Consider an analogy: firefighters wear protective equipment when entering burning buildings to rescue persons trapped inside. Would you find it compelling to hear firefighters describing the practice of careful self-protection by repeating, “there is no emergency in a fire”? Of course not. Fires are what firefighters are for. And crises of health, whether individual or populational, are what doctors are for. 

Is it possible that this is all semantics, that I am harping on what Mishler said instead of what he meant? Maybe. However, if what Mishler meant was good, but the buzz-phrase is bad, then we need to stop parroting it and find a better one. That being said, “Find substantive ways to shoulder the moral burden of providing care to patients with emergencies while balancing the critical importance of PPE so that we may protect ourselves and, in so doing, protect our other patients,” is not nearly as catchy.

We must recognize that our language and moral intuitions inform each other. Doing ethics is a task that involves giving words to our moral intuitions. But it is equally true that the words we repeatedly use have the power to shape our moral intuitions themselves. In other words, if we express good moral intuitions using imprecise and misleading language, we may find our moral intuitions, themselves, misled. Mishler’s blog post addressed care providers who found themselves so compelled by their instinct to care that they were tempted to rush into the rooms of critically ill patients without donning proper PPE. What we undoubtedly want in good care providers is both an abundance of caution with PPE and that same powerful compulsion to care. Ironically, the language of “no emergency in pandemic” has the potential to rob us of that compulsion—which is, after all, at the core of what makes a good physician.

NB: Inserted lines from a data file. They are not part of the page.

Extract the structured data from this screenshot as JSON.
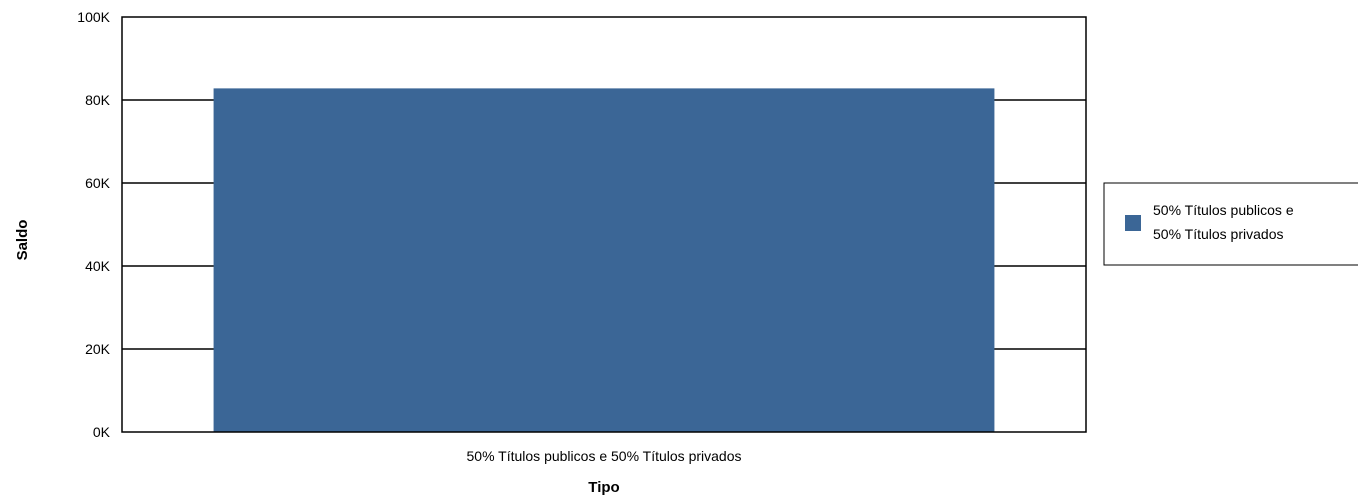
{
  "chart_data": {
    "type": "bar",
    "categories": [
      "50% Títulos publicos e 50% Títulos privados"
    ],
    "series": [
      {
        "name": "50% Títulos publicos e 50% Títulos privados",
        "values": [
          82800
        ]
      }
    ],
    "xlabel": "Tipo",
    "ylabel": "Saldo",
    "ylim": [
      0,
      100000
    ],
    "yticks": [
      0,
      20000,
      40000,
      60000,
      80000,
      100000
    ],
    "ytick_labels": [
      "0K",
      "20K",
      "40K",
      "60K",
      "80K",
      "100K"
    ],
    "grid": true,
    "legend": {
      "position": "right",
      "lines": [
        "50% Títulos publicos e",
        "50% Títulos privados"
      ]
    },
    "colors": {
      "bar": "#3b6696",
      "grid": "#000000"
    }
  }
}
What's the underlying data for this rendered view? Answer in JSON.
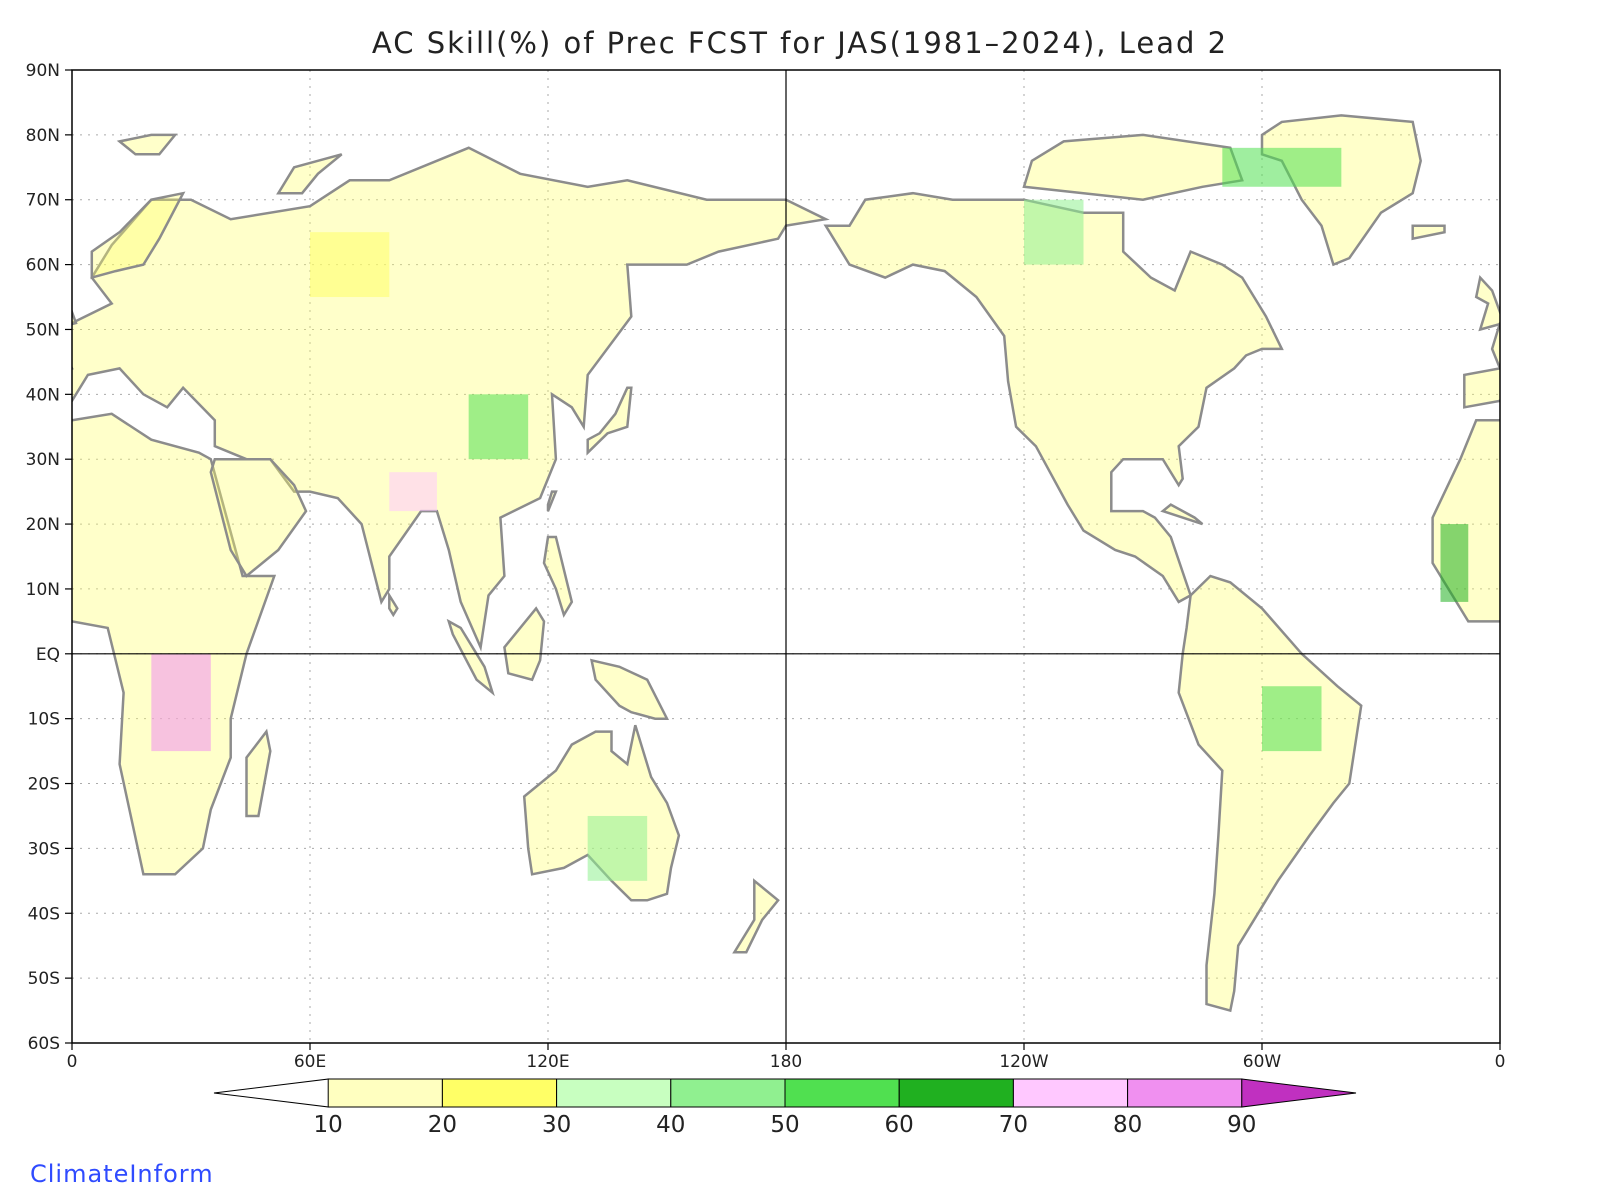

In short, we should not try to tell ourselves that emergencies are not emergencies. Protect ourselves with appropriate PPE? Of course. Respond differently to emergencies based on context? Yes. But we must not try to convince ourselves that our patient’s needs are any less pressing because of COVID. To do so would be intellectually lazy and morally erosive. 

Instead, we need to engage creative, practical solutions to deal with the reality that pandemics make dealing with emergencies more difficult. Furthermore, we need to invest in personal practices that allow us to sustain our own passion and compassion during challenging times. There is a great deal more that could, and should, be said about these positive projects. But at present it is enough to simply say that, instead of repeating language that purports to be comforting but ultimately misleads us, the productive way forward is to address these dilemmas directly.    
—Quentin IT Genuis, MD CCFP-EM MLitt (St. Andrews)

Competing interests 

None declared.


Dr Genuis is an emergency physician at St. Paul’s Hospital and Lionsgate Hospital, and a clinical instructor at the University of British Columbia.


This blog post has been peer reviewed by the BCMJ Editorial Board.